Le régime d’assurance robotique obligatoire, ou la poule aux œufs d’or

Créer un régime d’assurance robotique obligatoire, ce serait ainsi garantir un dédommagement à la victime en cas de dommage causé par un robot. La question n’est pas fictionnelle, notamment en ce qui concerne les dommages corporels, et ce depuis qu’un conducteur passif de voiture autonome est mort à cause d’une erreur d’interprétation de l’Intelligence Artificielle qui conduisait. On distinguerait ainsi entre les dommages matériels (dédommagés par le fonds) et les autres types de dommages, notamment corporels, qui ne seraient soumis à aucune limite. Le rapport s’interroge ainsi sur la création de « dons ou versements d’une rémunération aux robots autonomes intelligents, sommes qui seraient transférées au fonds[2] ». Payer des robots pour alimenter un fonds, cela ne parait pas si idiot que ça, mais encore une fois, cela requiert avant tout une chose : attribuer la personnalité juridique aux intelligences artificielles autonomes.

La personnalité juridique des robots

Traditionnellement, on reconnait la personnalité juridique aux seules personnes physiques (les êtres humains) et aux personnes morales (les sociétés, les groupes, les entreprises).

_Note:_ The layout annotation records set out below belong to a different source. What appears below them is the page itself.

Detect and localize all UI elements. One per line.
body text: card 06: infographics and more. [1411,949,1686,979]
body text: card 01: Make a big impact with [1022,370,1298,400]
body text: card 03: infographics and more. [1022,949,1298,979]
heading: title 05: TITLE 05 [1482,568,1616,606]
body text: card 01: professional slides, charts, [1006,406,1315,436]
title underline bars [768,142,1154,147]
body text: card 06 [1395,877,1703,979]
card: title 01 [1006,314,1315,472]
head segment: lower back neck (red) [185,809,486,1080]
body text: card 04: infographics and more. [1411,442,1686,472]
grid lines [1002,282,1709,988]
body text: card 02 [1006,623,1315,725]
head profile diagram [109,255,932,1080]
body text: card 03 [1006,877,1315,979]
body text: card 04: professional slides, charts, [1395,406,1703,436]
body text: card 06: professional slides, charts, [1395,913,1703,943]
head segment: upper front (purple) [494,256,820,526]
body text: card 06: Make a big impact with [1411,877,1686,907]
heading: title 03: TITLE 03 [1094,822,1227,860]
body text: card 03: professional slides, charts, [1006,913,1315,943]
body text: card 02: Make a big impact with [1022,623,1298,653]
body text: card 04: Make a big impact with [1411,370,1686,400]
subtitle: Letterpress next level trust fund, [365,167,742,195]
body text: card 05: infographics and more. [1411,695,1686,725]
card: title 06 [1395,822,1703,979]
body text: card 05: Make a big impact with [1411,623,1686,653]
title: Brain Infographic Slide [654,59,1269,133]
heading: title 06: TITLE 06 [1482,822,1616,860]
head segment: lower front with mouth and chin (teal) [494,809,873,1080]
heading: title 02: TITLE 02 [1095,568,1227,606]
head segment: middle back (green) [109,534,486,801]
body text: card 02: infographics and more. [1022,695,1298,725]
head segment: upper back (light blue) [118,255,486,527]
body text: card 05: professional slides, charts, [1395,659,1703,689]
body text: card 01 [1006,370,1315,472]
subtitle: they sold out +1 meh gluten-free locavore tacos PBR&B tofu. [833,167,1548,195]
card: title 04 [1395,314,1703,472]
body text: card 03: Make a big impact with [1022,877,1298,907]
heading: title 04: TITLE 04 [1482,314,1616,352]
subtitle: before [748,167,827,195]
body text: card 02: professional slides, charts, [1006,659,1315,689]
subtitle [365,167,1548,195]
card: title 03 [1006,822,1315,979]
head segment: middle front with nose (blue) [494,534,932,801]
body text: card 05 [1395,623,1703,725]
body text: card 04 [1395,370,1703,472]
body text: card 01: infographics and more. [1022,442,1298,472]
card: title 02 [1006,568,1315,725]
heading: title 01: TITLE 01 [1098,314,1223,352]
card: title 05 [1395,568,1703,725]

Les robots, comme les chatons ou les voitures, n’ont pas de personnalité juridique – ils n’ont donc ni droits, ni devoirs. Ce que recommande le projet est donc de créer une personnalité juridique pour les intelligences artificielles autonomes. Le moyen ? Passer par une directive (autrement dit, laisser aux États membres une certaine latitude dans l’application de ce droit, contrairement aux règlements). En gros : chaque pays se débrouille, on ne fixe qu’un objectif commun. Il y a encore loin à paraitre avant qu’une telle création juridique ne voit le jour. Il est néanmoins peu probable qu’au vu de la situation actuelle, dans laquelle les voitures autonomes et les robots chirurgiens commencent déjà à créer des dommages, les choses n’évoluent très rapidement. Affaire à suivre, donc.

[1] C’est le point 28 du rapport.

[2] C’est le point 31 b) du rapport.